Les lecteurs de La Presse se souviendront d'un dossier publié le 20 mai dernier intitulé «Survivre à un citron». On y expliquait les recours dont dispose un consommateur pour faire valoir ses droits lorsqu'il soupçonne que son automobile est un véhicule à problèmes. Nous racontions alors le cas de M. Claude Perron qui s'était fait servir une motion de non recevoir par le constructeur de son automobile à la suite d'une plainte logée verbalement après deux réparations infructueuses chez son concessionnaire.

Raymond Gervais

Les lecteurs de La Presse se souviendront d'un dossier publié le 20 mai dernier intitulé «Survivre à un citron». On y expliquait les recours dont dispose un consommateur pour faire valoir ses droits lorsqu'il soupçonne que son automobile est un véhicule à problèmes. Nous racontions alors le cas de M. Claude Perron qui s'était fait servir une motion de non recevoir par le constructeur de son automobile à la suite d'une plainte logée verbalement après deux réparations infructueuses chez son concessionnaire.

Voyons maintenant la démarche à suivre lorsqu'une telle situation se produit et ce qui est advenu dans le cas de la voiture de Claude Perron.

Lorsqu'un différend au sujet d'une réparation survient entre le propriétaire d'une automobile et le conseiller technique d'un concessionnaire, le consommateur devrait d'abord rencontrer le directeur du service après vente et lui expliquer le problème qu'il éprouve avec son véhicule. Il devrait de plus insister auprès de ce dernier pour qu'il fasse un essai routier si le problème survient lorsque le véhicule est en mouvement.

S'il s'agit d'un autre type de problème, le consommateur devrait exiger que le contremaître de l'atelier vérifie lui-même le véhicule.
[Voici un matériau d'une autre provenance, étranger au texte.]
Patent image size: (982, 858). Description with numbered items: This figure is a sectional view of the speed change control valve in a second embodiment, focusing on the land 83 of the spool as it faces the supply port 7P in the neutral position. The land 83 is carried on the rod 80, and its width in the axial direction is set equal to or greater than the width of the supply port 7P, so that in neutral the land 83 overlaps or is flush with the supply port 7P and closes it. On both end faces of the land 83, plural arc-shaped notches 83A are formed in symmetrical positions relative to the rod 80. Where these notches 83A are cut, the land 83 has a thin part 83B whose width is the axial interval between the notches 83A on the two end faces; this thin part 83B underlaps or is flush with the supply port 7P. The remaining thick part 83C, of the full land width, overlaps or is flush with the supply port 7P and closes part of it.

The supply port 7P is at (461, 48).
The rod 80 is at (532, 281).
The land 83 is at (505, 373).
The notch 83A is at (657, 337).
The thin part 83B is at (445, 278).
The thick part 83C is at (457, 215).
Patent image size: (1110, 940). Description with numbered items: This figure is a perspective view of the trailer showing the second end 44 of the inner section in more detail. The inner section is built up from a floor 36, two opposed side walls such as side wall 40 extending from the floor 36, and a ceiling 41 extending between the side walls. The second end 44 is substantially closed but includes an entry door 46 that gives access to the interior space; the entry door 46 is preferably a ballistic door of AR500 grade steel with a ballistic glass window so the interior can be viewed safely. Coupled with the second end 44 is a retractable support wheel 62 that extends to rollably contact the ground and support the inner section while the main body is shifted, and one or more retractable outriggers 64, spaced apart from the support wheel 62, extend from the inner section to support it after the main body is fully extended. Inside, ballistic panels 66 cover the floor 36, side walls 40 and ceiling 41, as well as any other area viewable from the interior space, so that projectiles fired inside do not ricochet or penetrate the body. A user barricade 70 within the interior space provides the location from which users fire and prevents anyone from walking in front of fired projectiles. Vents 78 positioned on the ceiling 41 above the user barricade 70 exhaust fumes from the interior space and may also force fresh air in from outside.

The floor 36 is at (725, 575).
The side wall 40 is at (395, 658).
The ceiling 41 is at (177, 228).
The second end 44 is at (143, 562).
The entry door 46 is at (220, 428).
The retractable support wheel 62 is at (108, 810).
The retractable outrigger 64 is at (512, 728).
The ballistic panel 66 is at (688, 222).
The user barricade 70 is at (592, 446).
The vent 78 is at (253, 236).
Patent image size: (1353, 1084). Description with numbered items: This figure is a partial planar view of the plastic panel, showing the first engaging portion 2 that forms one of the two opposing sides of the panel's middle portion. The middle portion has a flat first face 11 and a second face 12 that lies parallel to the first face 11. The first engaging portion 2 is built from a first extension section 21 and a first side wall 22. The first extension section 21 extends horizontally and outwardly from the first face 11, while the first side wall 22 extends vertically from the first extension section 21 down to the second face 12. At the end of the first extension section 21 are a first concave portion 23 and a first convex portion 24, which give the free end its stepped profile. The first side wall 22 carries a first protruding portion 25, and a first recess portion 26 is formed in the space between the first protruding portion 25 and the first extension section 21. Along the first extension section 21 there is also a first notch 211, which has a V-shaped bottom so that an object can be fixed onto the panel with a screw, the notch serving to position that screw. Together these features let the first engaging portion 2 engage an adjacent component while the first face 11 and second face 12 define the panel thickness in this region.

Si après ces démarches, le consommateur estime qu'il est toujours lésé, il devrait prendre rendez-vous avec le propriétaire de la concession automobile pour lui expliquer ce qui se passe.

S'il n'obtient toujours pas satisfaction, le consommateur doit alors s'adresser par écrit au Service à la clientèle auprès du bureau régional du fabricant automobile. Pourquoi par écrit? Parce que les écrits restent et que les paroles s'envolent. Advenant un recours juridique, les documents échangés entre les partis peuvent être déposés en preuve.

Si le constructeur d'automobiles refuse toujours de donner suite aux réclamations du consommateur, ce dernier peut alors s'adresser à l'Association pour la protection des automobilistes (APA) pour obtenir des conseils, demander une évaluation indépendante auprès d'un garagiste de renom, s'adresser au Programme d'arbitrage pour les véhicules automobiles du Canada (PAVAC) ou aux tribunaux. Il est à noter qu'on ne peut avoir recours à la fois au PAVAC et aux tribunaux.

La même démarche s'applique peu importe le fabricant.

Après s'être adressé à l'APA, Claude Perron s'est rendu chez Auto Électrique R. Blouin, un atelier de mécanique agréé par l'APA, afin d'obtenir une évaluation indépendante. Après un essai routier, le propriétaire de l'atelier, Raymond Blouin est arrivé à la conclusion que la Chevrolet Cobalt SS 2006 ne fonctionnait pas normalement. Les freins «sautaient», les disques avant étaient striés et le moteur vibrait au ralenti. En quelques mots, le spécialiste a constaté exactement les mêmes problèmes rapportés par le consommateur.

À la suggestion du garagiste, M. Perron est retourné chez le concessionnaire avec en main l'évaluation des anomalies de sa voiture et a demandé à rencontrer le directeur du service après vente. Au même moment, le bureau régional de General Motors à Montréal a communiqué avec M. Perron après avoir été informé de son cas par l'article de La Presse.

François Laurier, administrateur de la garantie chez GM au Québec, a donné rendez-vous à M. Perron chez Christin automobile à Montréal pour une évaluation du véhicule. Après un essai routier, M. Laurier en est arrivé à la même conclusion que le garagiste indépendant et a demandé au concessionnaire de changer les disques avant, de sabler les plaquettes de frein et de vérifier le ralenti du moteur.

Un injecteur a été remplacé et les mécaniciens ont reprogrammé l'ordinateur.

Selon M. Perron, les freins de sa Cobalt SS fonctionnent maintenant correctement, mais le moteur vibre toujours au ralenti. Le contremaître de l'atelier de réparation du concessionnaire affirme pour sa part que le moteur tourne normalement. Afin de dissiper le doute qui persiste, un ingénieur de terrain de GM doit maintenant vérifier lui-même la voiture et déterminer si la vibration ressentie est normale ou non pour ce type de véhicule.

General Motors a accepté de rembourser une somme de 119,57$ à M. Perron, soit le coût de l'évaluation indépendante en plus de lui offrir gracieusement un changement d'huile et de filtre.